A few incidental remarks, sorry if too far afield.

I agree here that there’s little practical difference between softforking to add a new opcode and softforking to enable new argument-based behavior. Clients still need to update, fork still needs to be deployed, and code savings on the Core side are pretty minor I think.

This is less a comment about roconnor’s remarks per se and more about the notion of essentially assembling a sighash message on the stack, but:

I think it would be really unfortunate if we got to the point where we were using CAT and rolling SHA opcodes to slice and dice txn components into tailor made hashes. Not only am I skeptical that there are many uses that call for fundamentally different txn component combinations to be hashed, but it strikes me that doing this kind of stuff on the stack is more in the “computation” than “verification” camp, and so is a waste of space and time when it comes to L1.

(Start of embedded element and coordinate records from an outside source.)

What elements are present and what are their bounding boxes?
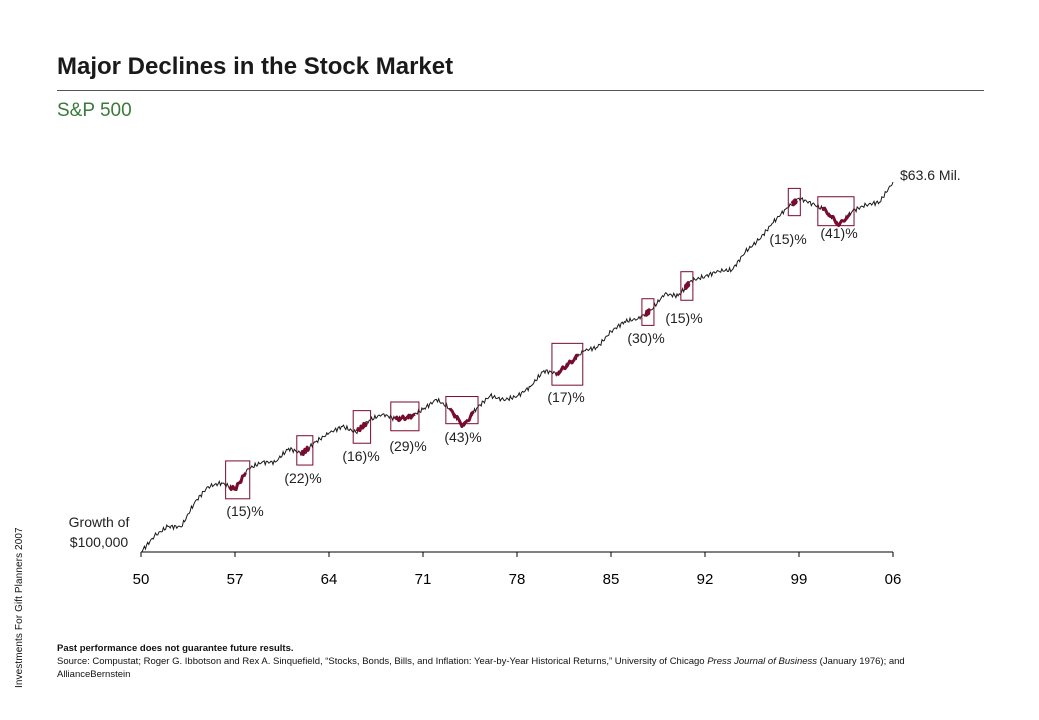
decline-box	[390, 401, 420, 432]
footer-disclaimer: Past performance does not guarantee futu…	[57, 643, 294, 654]
decline-label: (43)%	[444, 429, 481, 445]
sp500-series-line	[140, 181, 894, 553]
decline-segment	[555, 353, 579, 376]
decline-segment	[821, 206, 852, 227]
decline-label: (41)%	[820, 225, 857, 241]
chart-subtitle: S&P 500	[57, 100, 132, 121]
decline-label: (22)%	[284, 470, 321, 486]
decline-segment	[683, 281, 691, 290]
footer: Past performance does not guarantee futu…	[57, 642, 977, 681]
decline-segment	[790, 198, 798, 207]
x-tick-label: 64	[321, 571, 338, 588]
start-value-label: Growth of	[69, 514, 130, 530]
decline-box	[680, 271, 694, 301]
end-value-label: $63.6 Mil.	[900, 167, 961, 183]
decline-segment	[448, 407, 475, 428]
decline-box	[296, 435, 314, 466]
title-divider	[57, 90, 984, 91]
decline-box	[551, 342, 584, 386]
decline-segment	[300, 445, 311, 456]
x-tick-label: 85	[603, 571, 620, 588]
decline-box	[641, 298, 655, 326]
x-tick-label: 78	[509, 571, 526, 588]
x-tick-label: 92	[697, 571, 714, 588]
sp500-chart: 50 57 64 71 78 85 92 99 06 (15)% (22)% (16)% (29)% (4…	[69, 167, 961, 588]
decline-box	[817, 196, 855, 227]
start-value-amount: $100,000	[70, 534, 129, 550]
decline-box	[225, 460, 251, 500]
decline-segment	[644, 308, 651, 317]
page-title: Major Declines in the Stock Market	[57, 53, 454, 80]
x-tick-label: 99	[791, 571, 808, 588]
footer-source: Source: Compustat; Roger G. Ibbotson and…	[57, 655, 977, 681]
decline-label: (16)%	[342, 448, 379, 464]
decline-segment	[393, 412, 416, 423]
decline-label: (15)%	[226, 503, 263, 519]
x-tick-label: 71	[415, 571, 432, 588]
decline-label: (17)%	[547, 389, 584, 405]
decline-label: (15)%	[665, 310, 702, 326]
footer-source-text: Source: Compustat; Roger G. Ibbotson and…	[57, 656, 708, 667]
decline-segment	[355, 421, 369, 433]
x-tick-label: 50	[133, 571, 150, 588]
decline-label: (30)%	[627, 330, 664, 346]
decline-box	[787, 187, 801, 217]
x-tick-label: 06	[885, 571, 902, 588]
x-tick-label: 57	[227, 571, 244, 588]
decline-label: (29)%	[389, 438, 426, 454]
decline-segment	[228, 472, 247, 492]
footer-source-journal: Press Journal of Business	[707, 656, 818, 667]
decline-label: (15)%	[769, 231, 806, 247]
footer-source-text-end: (January 1976); and AllianceBernstein	[57, 656, 905, 680]
decline-box	[352, 410, 372, 444]
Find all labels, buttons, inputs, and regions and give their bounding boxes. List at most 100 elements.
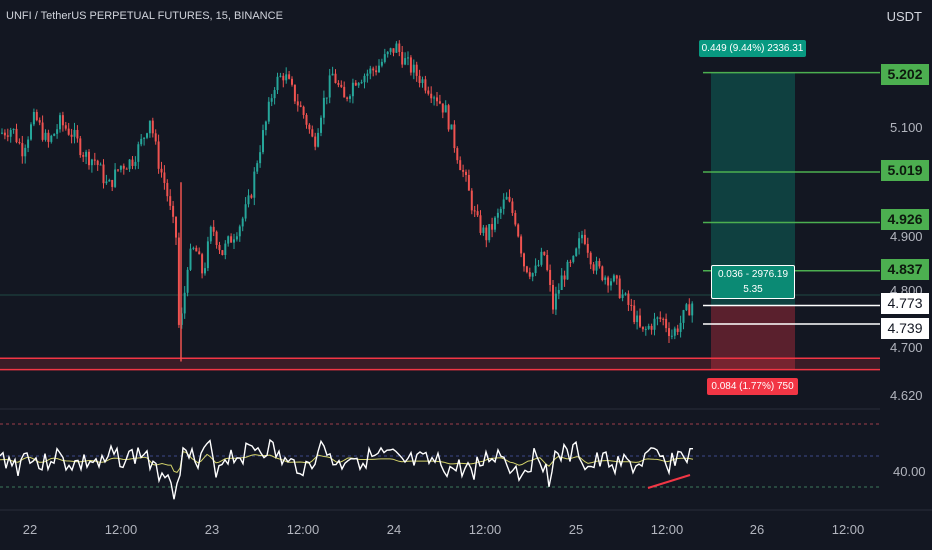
candle-body	[647, 325, 650, 329]
candle-body	[41, 122, 44, 140]
candle-body	[337, 82, 340, 85]
candle-body	[221, 250, 224, 255]
candle-body	[665, 318, 668, 329]
candle-body	[27, 139, 30, 148]
candle-body	[227, 236, 230, 244]
candle-body	[639, 315, 641, 327]
candle-body	[456, 148, 459, 161]
oscillator-tick: 40.00	[893, 464, 926, 479]
price-level-label[interactable]: 5.202	[881, 64, 929, 85]
candle-body	[166, 182, 169, 197]
candle-body	[618, 278, 621, 298]
candle-body	[224, 243, 227, 255]
price-level-label[interactable]: 5.019	[881, 160, 929, 181]
candle-body	[404, 58, 407, 65]
candle-body	[398, 43, 401, 52]
candle-body	[520, 236, 523, 254]
candle-body	[688, 304, 691, 316]
candle-body	[157, 141, 160, 169]
candle-body	[276, 76, 279, 91]
candle-body	[244, 204, 247, 219]
candle-body	[56, 129, 59, 134]
candle-body	[615, 275, 618, 279]
position-summary-label[interactable]: 0.036 - 2976.19 5.35	[711, 265, 795, 299]
candle-body	[331, 73, 334, 76]
candle-body	[607, 277, 610, 286]
candle-body	[238, 226, 241, 237]
stop-label[interactable]: 0.084 (1.77%) 750	[707, 378, 798, 395]
position-summary-line2: 5.35	[743, 284, 763, 295]
candle-body	[296, 101, 299, 106]
candle-body	[53, 133, 56, 136]
candle-body	[322, 97, 325, 118]
candle-body	[21, 143, 24, 157]
candle-body	[427, 90, 430, 94]
candle-body	[6, 135, 9, 137]
time-label: 22	[22, 522, 38, 537]
candle-body	[288, 74, 291, 79]
candle-body	[578, 238, 581, 249]
candle-body	[3, 132, 6, 136]
candle-body	[508, 196, 511, 202]
candle-body	[105, 181, 108, 184]
candle-body	[192, 247, 195, 249]
support-zone	[0, 357, 880, 371]
candle-body	[467, 174, 470, 191]
candle-body	[256, 163, 259, 172]
candle-body	[134, 161, 137, 166]
candle-body	[24, 147, 27, 157]
candle-body	[59, 115, 61, 130]
position-summary-line1: 0.036 - 2976.19	[717, 269, 789, 280]
divergence-trendline	[647, 474, 691, 489]
candle-body	[583, 234, 586, 244]
candle-body	[349, 96, 351, 99]
candle-body	[537, 264, 540, 266]
time-label: 12:00	[468, 522, 502, 537]
candle-body	[563, 275, 566, 280]
price-level-label[interactable]: 4.739	[881, 318, 929, 339]
candle-body	[534, 265, 537, 274]
price-tick: 4.700	[890, 340, 923, 355]
candle-body	[183, 292, 186, 314]
candle-body	[250, 195, 253, 198]
candle-body	[560, 275, 563, 290]
candle-body	[151, 120, 154, 134]
candle-body	[282, 75, 285, 81]
candle-body	[383, 54, 386, 62]
candle-body	[540, 251, 543, 265]
candle-body	[633, 305, 636, 323]
candle-body	[122, 165, 125, 169]
candle-body	[554, 293, 557, 310]
candle-body	[430, 93, 433, 99]
candle-body	[340, 84, 343, 87]
price-level-label[interactable]: 4.837	[881, 259, 929, 280]
candle-body	[253, 171, 256, 198]
candle-body	[163, 172, 166, 183]
price-level-label[interactable]: 4.773	[881, 293, 929, 314]
candle-body	[35, 111, 38, 121]
candle-body	[143, 137, 146, 139]
candle-body	[499, 208, 502, 213]
candle-body	[302, 106, 305, 115]
price-level-label[interactable]: 4.926	[881, 209, 929, 230]
candle-body	[262, 130, 264, 153]
target-label[interactable]: 0.449 (9.44%) 2336.31	[699, 40, 806, 57]
time-label: 26	[749, 522, 765, 537]
candle-body	[279, 75, 282, 77]
candle-body	[380, 61, 383, 66]
symbol-title: UNFI / TetherUS PERPETUAL FUTURES, 15, B…	[6, 10, 283, 22]
candle-body	[421, 79, 424, 83]
candle-body	[441, 103, 444, 113]
candle-body	[76, 129, 79, 139]
candle-body	[546, 254, 549, 270]
candle-body	[102, 164, 105, 184]
candle-body	[476, 211, 479, 216]
candle-body	[627, 293, 630, 305]
candle-body	[38, 120, 41, 123]
price-tick: 5.100	[890, 120, 923, 135]
candle-body	[679, 322, 682, 332]
candle-body	[209, 226, 212, 242]
candle-body	[230, 236, 233, 243]
candle-body	[668, 328, 670, 336]
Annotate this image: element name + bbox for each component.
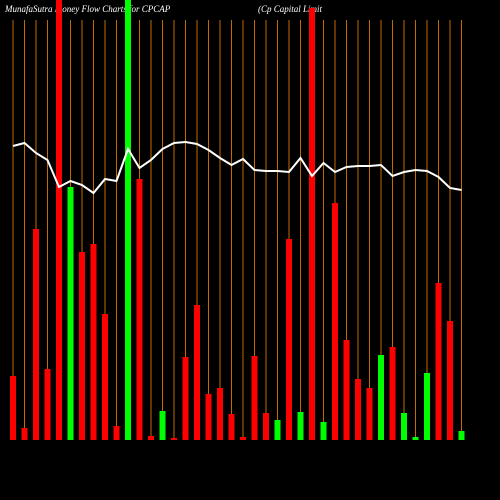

I think this explains my bias for “CISC” vs. “RISC”-style opcodes in Bitcoin. Of course the trade-off here is that CISC implies being able to anticipate things that people want to do, and I suppose there’s no reason that both styles can’t exist in script. Maybe this is worth elaborating on in another post.


I think it would be helpful to have some kind of listing of uses that having CSFS enables (e.g. key delegation, although to be honest I can’t explain this use much deeper than just saying “key delegation”; something-something federations maybe?). Because if the only use for CSFS that we can think of here is allowing a unification of BIP 118 and 119, I’d say it’s more expeditious just to activate the two together as written.

In any case, great work @reardencode - there’s some really useful stuff in your document, like the “what is hashed?” table. And in general, it’s enjoyable to consider the novel approach you’ve introduced.